Aber Varus schwieg, griff wieder nach seinem Becher und holte tief Luft. Er schien zu überlegen, wie er das Thema wechseln könnte, denn je schwerer die Stille im Raum lastete, desto mehr Bedeutung schienen seine letzten Worte zu bekommen.
Auch Lucius atmete jetzt hörbar ein. »Es gibt da eine Sache, die du wissen musst«, sagte er schließlich und schaute dem Statthalter mit einer Selbstsicherheit in die Augen, die auf überwältigende Weise erwachsen wirkte. Er blickte zu Caius und der nickte erneut. Dann fuhr Lucius fort: »Wir haben auf dem Weg zum Rhein bei einer Raststation in den Alpen eine Entdeckung gemacht. In einem kleinen Wald hinter dem Gasthaus lag ein Toter ohne Kopf. Es war ein Kurier auf dem Weg nach Rom. Ein Bote des Princeps.«
Bei diesen Worten setzte sich der Statthalter mit einem Ruck kerzengerade auf und schwang dabei die Füße auf den Boden. Seine Augen verengten sich. Er hockte auf der Kline wie auf einem Stuhl und durchbohrte Lucius mit seinem Blick. »Ja und?«, stieß er leise und ungeduldig hervor.

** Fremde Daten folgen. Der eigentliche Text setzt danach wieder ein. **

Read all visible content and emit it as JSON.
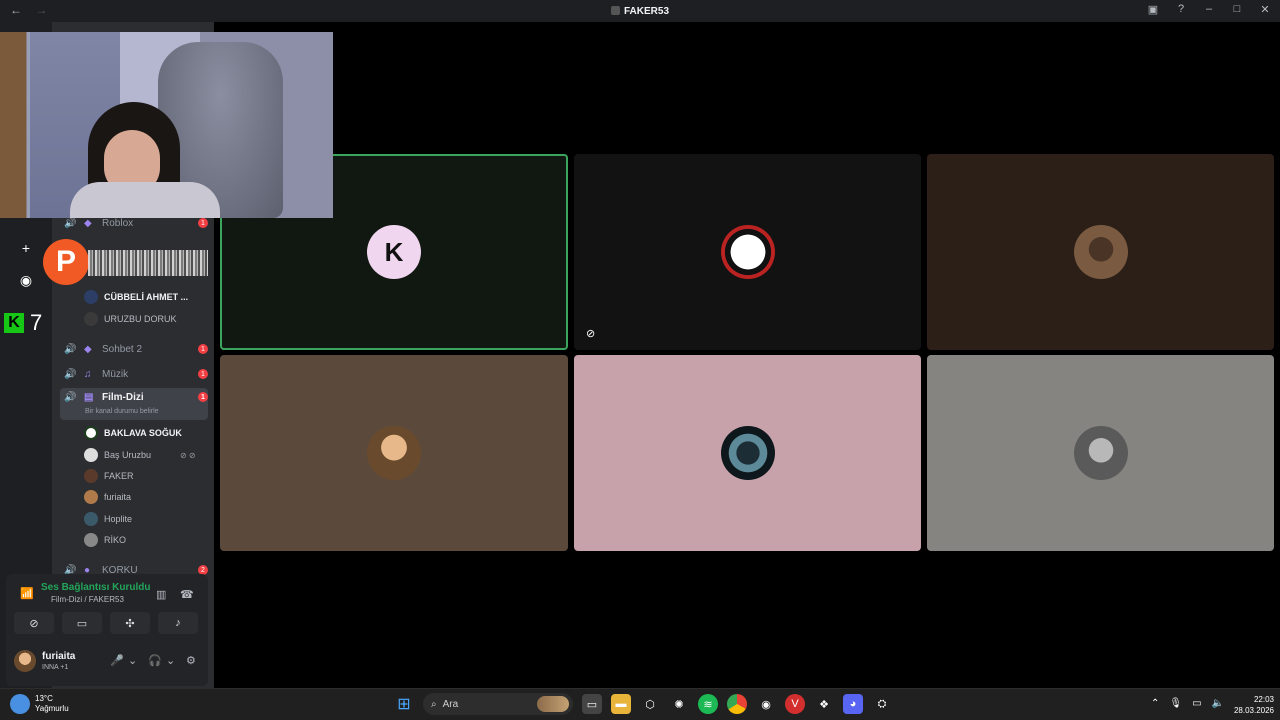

»Aller Wahrscheinlichkeit nach war Rullianus zu dem Zeitpunkt vor Ort, als der Bote ermordet wurde. Als wir ankamen, fuhr er nämlich gerade ab.«
»Woher wisst ihr, dass es ein Bote des Princeps war?«, wollte Varus wissen. Es klang, als wollte er die Geschichte nicht glauben.
»Caius hat ihn erkannt. Ihm fehlten zwei Finger an einer Hand. Außerdem lag neben ihm eine Schatulle, wie sie die Kuriere des Princeps für Briefe benutzen.«
Varus war bei der Kurzbeschreibung des Boten bleich geworden. »Warum hat der Mörder die Schatulle nicht mitgenommen?«, fragte er, und Caius wusste, worauf er hinauswollte. »War sie leer?«
Lucius blickte Caius Rat suchend an, der daraufhin das Wort ergriff. »Wie man es nimmt«, sagte er. »Der Mörder hat jedenfalls nicht gefunden, was er gesucht hat.«
»Aber wir«, fiel Lucius wieder ein. Ein Hauch von Genugtuung lag in seiner Stimme.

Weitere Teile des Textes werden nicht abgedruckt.